Era un día muy frío de diciembre. Mamá llevaba dos días y tres noches de parto, por eso papá tuvo que salir ahora a cazar algún pato migratorio que descansara en el lago cerca de nuestra cabaña. Dijo que tardaría porque la ventisca complicaba todo, pero que, si tenía suerte, traería también un zorro. Su piel, calentita, sería para el bebé, igual que esta que tengo sobre los hombros. Las plumas del pato servirían para rellenar un saco que mamá tiene a medio tejer.
Papá me dejó una misión: cuidar el fuego. “No dejes que se apague”, me dijo con seriedad antes de partir. Aquí, en el bosque, el fuego no es solo luz o calor, es vida. Es lo que nos protege del frío mortal. Pero es una responsabilidad muy grande para un chico de 6 años como yo.
Mamá duerme, exhausta. El bebé está tan callado que casi parece que no está. Todo está en calma, excepto el viento que golpea las paredes de madera como queriendo entrar.
—Voy a echar más leña —me digo en voz baja.
La pila de leña junto a la chimenea está casi vacía. Me pongo la capa y salgo al exterior. El frío me recibe como un abrazo helado, cortándome la piel. Mis mejillas están coloradas, mis dedos rígidos, y tiemblo de pies a cabeza. Pero necesito traer más madera, así que me esfuerzo, aunque el cansancio me pesa como una roca.
Cuando vuelvo, apenas puedo mantener los ojos abiertos. Atizo el fuego y trato de mantenerlo vivo, pero el sueño me vence. Sin darme cuenta, me quedo dormido.
Al despertar, el fuego se ha apagado. El pánico me sacude. La cabaña está helada, mamá sigue dormida, y yo siento el peso de mi fracaso.
Intento encenderlo de nuevo, pero mis manos no responden bien. Es como si el frío se hubiera metido hasta mis huesos. Estoy a punto de llorar cuando un suave ruido me hace levantar la cabeza.
Una figura pequeña, envuelta en una capa blanca, está de pie junto a la chimenea. Su rostro es amable, sus ojos oscuros brillan como estrellas en una noche sin luna. Me observa con ternura y, sin decir una palabra, saca algo de su bolso: un trozo de carbón negro, sencillo, como los que a veces encontramos en la ceniza.
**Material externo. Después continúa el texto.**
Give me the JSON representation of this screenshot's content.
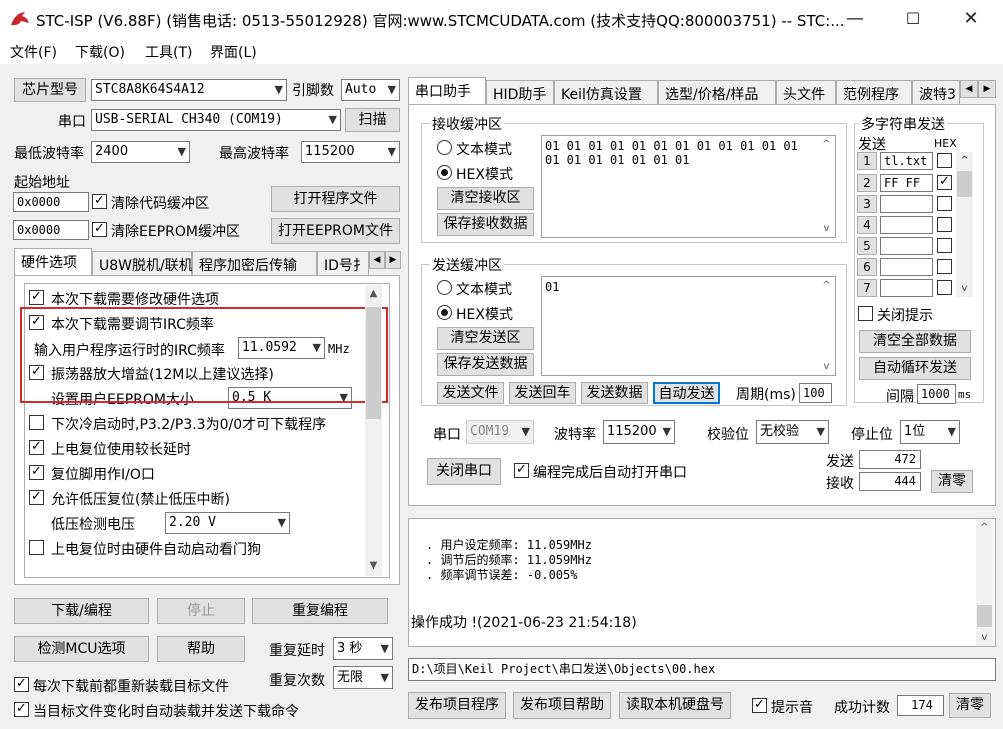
{
  "titlebar": {
    "title": "STC-ISP (V6.88F) (销售电话: 0513-55012928) 官网:www.STCMCUDATA.com  (技术支持QQ:800003751) -- STC:...",
    "min": "—",
    "max": "☐",
    "close": "✕"
  },
  "menu": {
    "file": "文件(F)",
    "download": "下载(O)",
    "tools": "工具(T)",
    "ui": "界面(L)"
  },
  "left": {
    "chip_btn": "芯片型号",
    "chip_value": "STC8A8K64S4A12",
    "pins_label": "引脚数",
    "pins_value": "Auto",
    "port_label": "串口",
    "port_value": "USB-SERIAL CH340 (COM19)",
    "scan_btn": "扫描",
    "min_baud_label": "最低波特率",
    "min_baud_value": "2400",
    "max_baud_label": "最高波特率",
    "max_baud_value": "115200",
    "start_addr_label": "起始地址",
    "addr1": "0x0000",
    "clear_code": "清除代码缓冲区",
    "open_prog": "打开程序文件",
    "addr2": "0x0000",
    "clear_eeprom": "清除EEPROM缓冲区",
    "open_eeprom": "打开EEPROM文件",
    "tabs": [
      "硬件选项",
      "U8W脱机/联机",
      "程序加密后传输",
      "ID号扌"
    ],
    "opts": {
      "o1": "本次下载需要修改硬件选项",
      "o2": "本次下载需要调节IRC频率",
      "irc_label": "输入用户程序运行时的IRC频率",
      "irc_value": "11.0592",
      "irc_unit": "MHz",
      "o3": "振荡器放大增益(12M以上建议选择)",
      "eeprom_label": "设置用户EEPROM大小",
      "eeprom_value": "0.5 K",
      "o4": "下次冷启动时,P3.2/P3.3为0/0才可下载程序",
      "o5": "上电复位使用较长延时",
      "o6": "复位脚用作I/O口",
      "o7": "允许低压复位(禁止低压中断)",
      "lv_label": "低压检测电压",
      "lv_value": "2.20 V",
      "o8": "上电复位时由硬件自动启动看门狗"
    },
    "download_btn": "下载/编程",
    "stop_btn": "停止",
    "reprog_btn": "重复编程",
    "check_mcu_btn": "检测MCU选项",
    "help_btn": "帮助",
    "repeat_delay_label": "重复延时",
    "repeat_delay_value": "3 秒",
    "repeat_count_label": "重复次数",
    "repeat_count_value": "无限",
    "reload_each": "每次下载前都重新装载目标文件",
    "auto_reload": "当目标文件变化时自动装载并发送下载命令"
  },
  "right": {
    "tabs": [
      "串口助手",
      "HID助手",
      "Keil仿真设置",
      "选型/价格/样品",
      "头文件",
      "范例程序",
      "波特3"
    ],
    "recv_title": "接收缓冲区",
    "text_mode": "文本模式",
    "hex_mode": "HEX模式",
    "clear_recv": "清空接收区",
    "save_recv": "保存接收数据",
    "recv_data": "01 01 01 01 01 01 01 01 01 01 01 01\n01 01 01 01 01 01 01",
    "send_title": "发送缓冲区",
    "clear_send": "清空发送区",
    "save_send": "保存发送数据",
    "send_data": "01",
    "send_file": "发送文件",
    "send_cr": "发送回车",
    "send_data_btn": "发送数据",
    "auto_send": "自动发送",
    "period_label": "周期(ms)",
    "period_value": "100",
    "multi_title": "多字符串发送",
    "send_col": "发送",
    "hex_col": "HEX",
    "rows": [
      {
        "n": "1",
        "v": "tl.txt",
        "hex": ""
      },
      {
        "n": "2",
        "v": "FF FF",
        "hex": "✓"
      },
      {
        "n": "3",
        "v": "",
        "hex": ""
      },
      {
        "n": "4",
        "v": "",
        "hex": ""
      },
      {
        "n": "5",
        "v": "",
        "hex": ""
      },
      {
        "n": "6",
        "v": "",
        "hex": ""
      },
      {
        "n": "7",
        "v": "",
        "hex": ""
      }
    ],
    "close_hint": "关闭提示",
    "clear_all": "清空全部数据",
    "auto_loop": "自动循环发送",
    "interval_label": "间隔",
    "interval_value": "1000",
    "interval_unit": "ms",
    "port_label": "串口",
    "port_value": "COM19",
    "baud_label": "波特率",
    "baud_value": "115200",
    "parity_label": "校验位",
    "parity_value": "无校验",
    "stop_label": "停止位",
    "stop_value": "1位",
    "close_port": "关闭串口",
    "auto_open": "编程完成后自动打开串口",
    "sent_label": "发送",
    "sent_value": "472",
    "recv_label": "接收",
    "recv_value": "444",
    "clear_btn": "清零",
    "log": [
      "用户设定频率: 11.059MHz",
      "调节后的频率: 11.059MHz",
      "频率调节误差: -0.005%"
    ],
    "log_success": "操作成功 !(2021-06-23 21:54:18)",
    "path": "D:\\项目\\Keil Project\\串口发送\\Objects\\00.hex",
    "publish_prog": "发布项目程序",
    "publish_help": "发布项目帮助",
    "read_disk": "读取本机硬盘号",
    "beep": "提示音",
    "success_count_label": "成功计数",
    "success_count_value": "174",
    "clear2": "清零"
  },
  "colors": {
    "highlight_box": "#d42a2a",
    "selected_border": "#0078d7"
  }
}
Lo coloca en el hogar y sopla suavemente. Al instante, el carbón comienza a brillar y las llamas vuelven a nacer, bailando con una calidez que llena la cabaña.
—El fuego siempre puede encenderse de nuevo —dice con una voz tan suave que parece un susurro—. A veces, lo más oscuro guarda dentro la luz más brillante.
Me mira un momento más, acaricia mi mejilla fría con su mano cálida y desaparece como una ráfaga de viento.
El calor vuelve, y con él, la calma. No sé si soñé todo, pero el fuego arde, y eso es lo único que importa.
Cuando papá regresa con un pato y un zorro, sonríe al ver la cabaña iluminada. Mamá despierta y me abraza, débil pero contenta. No les cuento sobre la figura mágica, pero cuando veo el fuego, recuerdo que incluso el carbón más humilde puede devolvernos la vida.